Neena Budhiraja on her learning at Ola and Google


I caught up with Neena Budhiraja, Director of Product Management, Growth at Ola, at this year’s edition of TechSparks. Neena had a long stint at Google Mountain View (global headquarters) before moving back to India to join Ola.

Neena loves creating tech products that solve the basic necessities of people seamlessly, saving time that can be devoted elsewhere. At Ola, she has led customer and driver growth initiatives to contribute to the rapid and sustainable scaling of the cab business.

Ola is known for launching several new and innovative products like Ola Cafe, Ola Store, Ola Shuttle, Ola Outstation and Ola Rental over and above the point-to-point pick up and drop that makes up the company’s core business.

There is generally a mind block that a customer has to overcome in order to move from a current product to a new one that might be superior but requires the user to step out of his or her comfort zone.

Neena feels that discounts and price cuts are the easiest way to get people to try out a new product. “Unfortunately, that’s the economy we live in. So we often resort to pricing strategies when launching a new product. But the best way to get a user base for something new is if your product is so good, and if you are solving a problem for the customer that is so innately frustrating for him, then he is hooked.”

Other effective ways to make a new product work is word of mouth or getting the endorsement from another trustworthy service provider. An example would be YouTube getting endorsed by Google, or the endorsement of a celebrity. The team has to brainstorm and decide what works best.

Neena’s stellar stint at Google started as a financial analyst, but she was soon appointed as Display Ads Chief of Staff, thanks to the growth spurt era of the company. She was managing annual strategies and later took over as the Product Manager for the brand display ads, essentially being a key member in the direct response advertisement division of Google.
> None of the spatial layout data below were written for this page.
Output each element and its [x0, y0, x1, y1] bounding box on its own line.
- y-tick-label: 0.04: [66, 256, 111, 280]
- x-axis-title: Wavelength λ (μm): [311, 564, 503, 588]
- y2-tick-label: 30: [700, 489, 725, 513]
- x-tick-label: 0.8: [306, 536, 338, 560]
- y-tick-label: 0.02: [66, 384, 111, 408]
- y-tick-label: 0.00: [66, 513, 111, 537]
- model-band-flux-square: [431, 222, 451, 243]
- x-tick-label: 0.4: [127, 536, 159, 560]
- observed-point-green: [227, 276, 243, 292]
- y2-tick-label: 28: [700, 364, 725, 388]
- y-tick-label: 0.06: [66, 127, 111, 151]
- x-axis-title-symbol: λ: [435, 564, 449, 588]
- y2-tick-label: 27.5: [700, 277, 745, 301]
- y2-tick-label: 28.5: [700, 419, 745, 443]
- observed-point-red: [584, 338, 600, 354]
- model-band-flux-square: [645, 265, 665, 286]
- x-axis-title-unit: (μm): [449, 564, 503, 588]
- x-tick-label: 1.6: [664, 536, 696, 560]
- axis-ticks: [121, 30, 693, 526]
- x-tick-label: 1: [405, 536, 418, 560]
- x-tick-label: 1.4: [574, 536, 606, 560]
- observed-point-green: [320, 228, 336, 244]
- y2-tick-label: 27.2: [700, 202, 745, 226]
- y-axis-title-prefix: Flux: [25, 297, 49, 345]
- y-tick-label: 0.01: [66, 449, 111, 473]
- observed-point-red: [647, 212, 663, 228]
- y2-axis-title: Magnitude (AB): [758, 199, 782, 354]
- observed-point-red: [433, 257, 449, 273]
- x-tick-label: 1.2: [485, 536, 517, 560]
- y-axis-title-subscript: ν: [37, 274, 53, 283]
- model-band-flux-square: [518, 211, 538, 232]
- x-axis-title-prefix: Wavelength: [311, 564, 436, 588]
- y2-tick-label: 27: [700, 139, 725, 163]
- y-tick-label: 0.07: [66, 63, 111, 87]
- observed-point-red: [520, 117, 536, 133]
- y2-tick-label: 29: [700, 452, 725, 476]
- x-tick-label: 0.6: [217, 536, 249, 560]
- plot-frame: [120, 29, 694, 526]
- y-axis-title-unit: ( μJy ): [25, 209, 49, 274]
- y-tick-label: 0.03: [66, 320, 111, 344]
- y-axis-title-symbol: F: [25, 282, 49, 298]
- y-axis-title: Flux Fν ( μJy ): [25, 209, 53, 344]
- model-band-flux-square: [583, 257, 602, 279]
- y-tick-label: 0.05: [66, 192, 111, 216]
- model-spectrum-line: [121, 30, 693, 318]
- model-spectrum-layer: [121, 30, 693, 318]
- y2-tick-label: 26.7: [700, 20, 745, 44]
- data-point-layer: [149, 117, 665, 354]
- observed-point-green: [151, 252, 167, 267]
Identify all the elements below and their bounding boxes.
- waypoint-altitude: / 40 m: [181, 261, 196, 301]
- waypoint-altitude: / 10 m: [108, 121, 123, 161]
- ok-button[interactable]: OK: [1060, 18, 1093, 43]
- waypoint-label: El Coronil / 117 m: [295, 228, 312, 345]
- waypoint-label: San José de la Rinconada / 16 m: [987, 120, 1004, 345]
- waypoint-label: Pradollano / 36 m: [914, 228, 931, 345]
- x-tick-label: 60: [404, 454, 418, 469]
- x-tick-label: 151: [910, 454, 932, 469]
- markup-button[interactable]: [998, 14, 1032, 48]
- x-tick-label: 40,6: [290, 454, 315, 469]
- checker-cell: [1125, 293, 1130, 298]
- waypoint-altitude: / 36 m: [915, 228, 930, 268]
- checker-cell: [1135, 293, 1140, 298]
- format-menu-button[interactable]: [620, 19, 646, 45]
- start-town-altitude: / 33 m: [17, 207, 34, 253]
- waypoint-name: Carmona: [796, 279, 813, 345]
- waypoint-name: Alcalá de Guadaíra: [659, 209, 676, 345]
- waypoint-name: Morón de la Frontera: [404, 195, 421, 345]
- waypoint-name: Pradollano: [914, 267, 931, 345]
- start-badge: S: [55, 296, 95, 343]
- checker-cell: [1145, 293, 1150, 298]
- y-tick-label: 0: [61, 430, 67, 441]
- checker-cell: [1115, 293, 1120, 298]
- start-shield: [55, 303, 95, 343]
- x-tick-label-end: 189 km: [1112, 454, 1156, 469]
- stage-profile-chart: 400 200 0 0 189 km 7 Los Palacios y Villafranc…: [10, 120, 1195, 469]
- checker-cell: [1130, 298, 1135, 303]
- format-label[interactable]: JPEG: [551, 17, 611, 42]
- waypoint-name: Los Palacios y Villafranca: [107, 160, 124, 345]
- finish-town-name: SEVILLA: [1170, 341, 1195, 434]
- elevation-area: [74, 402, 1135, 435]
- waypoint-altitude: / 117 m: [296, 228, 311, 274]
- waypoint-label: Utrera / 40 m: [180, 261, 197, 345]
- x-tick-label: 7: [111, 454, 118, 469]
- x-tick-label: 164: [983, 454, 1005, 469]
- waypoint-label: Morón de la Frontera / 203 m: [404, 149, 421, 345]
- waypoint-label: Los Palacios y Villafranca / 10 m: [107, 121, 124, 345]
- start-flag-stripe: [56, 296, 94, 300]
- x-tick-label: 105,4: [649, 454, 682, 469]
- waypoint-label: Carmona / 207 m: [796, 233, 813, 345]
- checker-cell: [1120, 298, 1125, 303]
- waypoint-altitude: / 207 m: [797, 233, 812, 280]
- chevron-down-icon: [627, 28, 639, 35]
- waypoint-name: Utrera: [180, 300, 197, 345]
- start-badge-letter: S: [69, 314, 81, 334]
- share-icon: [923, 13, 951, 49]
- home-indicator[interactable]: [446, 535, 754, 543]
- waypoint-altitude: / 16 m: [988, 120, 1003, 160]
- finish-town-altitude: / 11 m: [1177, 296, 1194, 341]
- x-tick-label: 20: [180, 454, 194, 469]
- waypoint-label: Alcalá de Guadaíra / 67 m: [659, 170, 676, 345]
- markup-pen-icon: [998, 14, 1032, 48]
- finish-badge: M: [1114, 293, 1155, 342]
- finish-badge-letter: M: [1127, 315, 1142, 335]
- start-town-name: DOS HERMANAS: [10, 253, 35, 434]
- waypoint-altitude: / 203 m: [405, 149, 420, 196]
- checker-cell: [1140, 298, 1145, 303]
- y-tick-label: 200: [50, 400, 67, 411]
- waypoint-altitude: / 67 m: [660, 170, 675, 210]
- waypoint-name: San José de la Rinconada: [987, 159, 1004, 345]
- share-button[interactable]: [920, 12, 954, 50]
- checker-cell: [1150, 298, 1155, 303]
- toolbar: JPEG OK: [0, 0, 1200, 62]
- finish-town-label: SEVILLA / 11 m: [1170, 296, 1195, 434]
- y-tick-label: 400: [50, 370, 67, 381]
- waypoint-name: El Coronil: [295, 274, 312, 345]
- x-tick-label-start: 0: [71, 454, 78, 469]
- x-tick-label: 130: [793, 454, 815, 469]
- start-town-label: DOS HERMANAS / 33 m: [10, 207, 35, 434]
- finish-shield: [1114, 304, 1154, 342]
I quiz her about what Indian startups can learn from one of the most admired employers of the tech world, as she is somebody who was an insider. According to Neena, the answer is threefold:

  • Google has really cracked the way to make every last engineer or sales person feel ownership of the problem. She feels that all organisations, irrespective of being Indian or not, can learn from Google. Indian startups still have a bit of top-down culture, where the lower rung is not used to taking up ownership.
  • Innovation is not a luxury, but a necessity for Google. They can afford to invest a lot of time and money on innovative new products and processes. Indian startups need to solidify their revenue base such that they have the liberty to diversify in multiple directions. Indian startups tend to focus on scale and not sustainability.
  • Neena also feels that India is not lacking in talent. She says, “Ola is solving the same problems as Uber. But Indian work culture needs to develop the Google mentality of asking the question – ‘How can we make something good even better?’

The general Silicon Valley culture is worth learning from - from distancing oneself from day to day details to think of the big picture, to going beyond ensuring one’s team is meeting the work goals to seeing to it that the team is eating healthy and working out, making the organisation a wonderful place to work just requires a bit of thought. After all, founders and employees of startups are responsible for defining the culture of companies, and the Indian startup ecosystem has the potential to easily match up to international standards.